We refer to [the instructions regarding graded competitions](#competitions-requiring-grading) for the specific format of the grading scheme.### Configuration
To set up MathArena for evaluation on the competition, you should add a competition config file in the `configs/competitions` folder with the following parameters:
- `instruction`: Instructions for the model. *Must* require the final answer be in `\boxed{}`.
- `default_temperature`: Default temperature.
- `default_max_tokens`: Default max tokens.
- `strict_parsing`: `true` for strict format matching (e.g., only `\boxed{43}` is accepted) or `false` for lenient parsing.
- `n_problems`: Total number of problems.
- `date`: Date of the competition, in the format "YYYY-MM-DD".
- `dataset_path`: Path to the dataset uploaded on HuggingFace or stored locally.

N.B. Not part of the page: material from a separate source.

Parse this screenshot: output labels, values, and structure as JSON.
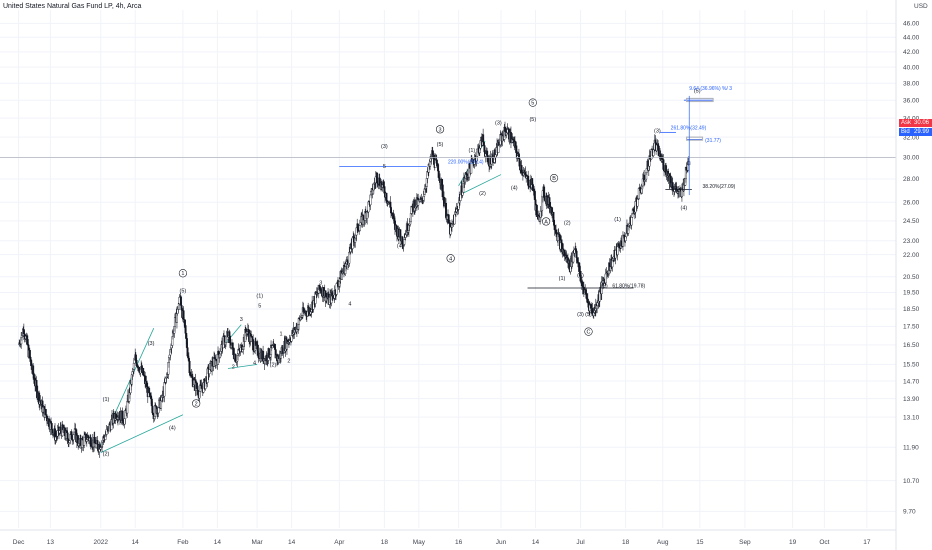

- `final_answer` (optional): If set to false, the competition is one that is manually graded with judges. Defaults to true if not set.### Manual Curation and Creation
To create a pipeline that enables quick curation and easy generation of new competitions, we describe our full process for dataset creation. Note that you do not have to follow these steps if you have another way to generate your benchmark in the appropriate format.#### Setting Up Competition Files
In the `data/` folder, create a new directory for your competition with the following structure:
1. **Problems:**
- Create a subfolder `problems/` and add each problem as a separate LaTeX file named `1.tex`, `2.tex`, ..., `{k}.tex`, where `k` is the number of problems in your competition. You can skip a problem if you want/need to.
2. **Answers:**
- If the competition is one based on final answers, add an `answers.csv` file with columns `id` and `answer`.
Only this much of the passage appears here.